Of course, I am not saying that we should repeat history. No, no, no. Not at all. If something hurt you, learning from those situations is crucial to making better decisions in the future. What I am talking about is how we manifest what comes next. When relationships don’t work out and you resolve to the popular expression, “I am meant to be alone. I don’t need a man/woman.” do you truly believe it? Your internal voice is strong. It, in a way, predicts your future. You are the one who makes the next step, sets the scene, chooses the path. So, be aware of what you tell yourself. Sure, it may be true that you are independent, and that is wonderful. However, closing your heart to possibility of relationship is you manifesting your own destiny. Should we be surprised when things don’t work out again and again after we have put this gigantic wall up? This goes beyond romantic relationships as well. Maybe a family member or friend hurt you. Lack of forgiveness is like heavy tar poured over your heart space. It is weighted and painful. Just as you made the fist and missed all of the physical blessings that I could have handed you, when your heart is sealed shut, hard, unreachable, you will miss the opportunities life has for you.

When my dad was very sick, I remember monitoring my tears so that I looked strong. I hated to cry. People could not see that I was falling apart, in pain, feeling totally unhinged at points. I hated pity, and I thought that shutting down my own emotion would numb me enough to skirt by the hugs, the shaking heads, clicking tongues, and mournful “how are you” questions. My heart was wounded and molded back together with a blow torch so that the cracks would never be opened again. It spilled into my interactions with men, with trust in the fact that if I got too close, maybe I would lose them too, then it impacted me in the way that if I got close enough, it was hard to let go, even if it wasn’t right. I was always “available”, but never truly honest in my availability. I was never fully myself. I was never truly open. How could I be fully loved when I was not fully there?

Flashing forward, thankfully, I have come to realize that I am always fully loved, I am never too broken, and my tears are a sign of strength. I am independent and totally dependent in the same vein. Do you know how freeing and liberating it is to allow other people to help you, to hold you in your broken times, to speak words of wisdom into your life, to teach you and learn from you? Be honest with yourself. How much time do you spend focusing on the pain rather than putting energy into the healing?

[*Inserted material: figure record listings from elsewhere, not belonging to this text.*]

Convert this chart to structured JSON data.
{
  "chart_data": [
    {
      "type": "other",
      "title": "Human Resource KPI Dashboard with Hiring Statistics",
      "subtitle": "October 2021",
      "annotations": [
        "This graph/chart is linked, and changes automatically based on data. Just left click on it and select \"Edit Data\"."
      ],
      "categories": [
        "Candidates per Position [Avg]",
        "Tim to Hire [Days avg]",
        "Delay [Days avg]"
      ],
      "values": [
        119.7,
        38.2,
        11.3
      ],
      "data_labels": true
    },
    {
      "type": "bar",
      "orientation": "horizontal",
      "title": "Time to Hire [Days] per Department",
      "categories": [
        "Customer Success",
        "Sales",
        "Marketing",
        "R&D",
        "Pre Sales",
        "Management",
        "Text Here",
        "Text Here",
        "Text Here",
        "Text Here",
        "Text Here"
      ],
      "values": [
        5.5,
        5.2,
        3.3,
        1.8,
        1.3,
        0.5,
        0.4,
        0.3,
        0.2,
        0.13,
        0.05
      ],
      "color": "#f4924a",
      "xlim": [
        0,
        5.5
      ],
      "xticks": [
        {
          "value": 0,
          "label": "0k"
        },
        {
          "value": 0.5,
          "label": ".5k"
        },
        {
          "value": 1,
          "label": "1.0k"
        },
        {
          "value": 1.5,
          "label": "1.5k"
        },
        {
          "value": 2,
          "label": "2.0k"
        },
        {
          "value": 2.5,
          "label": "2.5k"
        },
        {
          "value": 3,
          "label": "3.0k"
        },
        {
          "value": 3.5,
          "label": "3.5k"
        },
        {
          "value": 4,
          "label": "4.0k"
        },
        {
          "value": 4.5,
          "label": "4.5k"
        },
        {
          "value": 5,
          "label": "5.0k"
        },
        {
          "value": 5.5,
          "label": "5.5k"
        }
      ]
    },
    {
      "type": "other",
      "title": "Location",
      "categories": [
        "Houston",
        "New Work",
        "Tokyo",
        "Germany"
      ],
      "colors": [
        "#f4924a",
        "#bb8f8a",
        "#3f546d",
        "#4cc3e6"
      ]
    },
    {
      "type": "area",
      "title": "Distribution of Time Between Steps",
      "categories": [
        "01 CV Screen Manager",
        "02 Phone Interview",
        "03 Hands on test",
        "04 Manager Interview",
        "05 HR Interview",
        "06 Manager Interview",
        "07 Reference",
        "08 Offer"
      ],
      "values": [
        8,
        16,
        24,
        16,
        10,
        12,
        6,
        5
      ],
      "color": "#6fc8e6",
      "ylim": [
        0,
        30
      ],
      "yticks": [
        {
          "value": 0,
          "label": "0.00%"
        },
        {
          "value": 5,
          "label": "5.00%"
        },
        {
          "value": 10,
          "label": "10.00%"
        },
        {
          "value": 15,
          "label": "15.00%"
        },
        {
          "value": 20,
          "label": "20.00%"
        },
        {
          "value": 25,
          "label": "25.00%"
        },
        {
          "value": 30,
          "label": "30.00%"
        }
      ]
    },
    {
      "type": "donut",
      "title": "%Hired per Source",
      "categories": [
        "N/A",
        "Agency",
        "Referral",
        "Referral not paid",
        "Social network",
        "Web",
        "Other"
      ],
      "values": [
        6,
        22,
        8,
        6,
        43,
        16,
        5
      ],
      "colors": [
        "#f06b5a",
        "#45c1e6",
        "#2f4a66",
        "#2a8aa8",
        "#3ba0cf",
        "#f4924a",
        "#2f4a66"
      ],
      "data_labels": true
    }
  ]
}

There have been excruciating moments of my life that held me prisoner for years. Some of which I finally opened up about a short year ago. There have been pains that I allowed to shape my relationships romantically and in day to day friendships.  Hurts that I have held onto like a security blanket so that when things got serious or bad, I could fall back on them as an excuse for why I am the way I am. Why I am so broken. Why I fear certain situations. But, no more. This year has been one of letting go of fear, forgiving the past, forgiving those who have hurt me, and forgiving myself for things that I have done and been.

Maybe you totally disagree with this. But, I would closely examine the wall that you may be building. Is it to protect or to prove a point? Is it worth the energy to keep lifting block after block after block? Are you simply learning from the past, or allowing yourself to be defined by the past? Can you let go of what is holding you back from the destiny that is so much more than what you may be allowing yourself?

Remember this. You are always fully loved, you are never too broken, your tears, your emotions, your ability to face the hard moments and move on from them, open for the better moments, is a sign of strength.

I am sorry it has been so long since I have written, but I just felt as if I needed to write this one, now. I’m not sure why, even. What I do know, however, is that I am tired of people that I know and people that I love holding themselves prisoners to the past hurt. You were hurt. You are not defined by that hurt. You are not pain. You are free.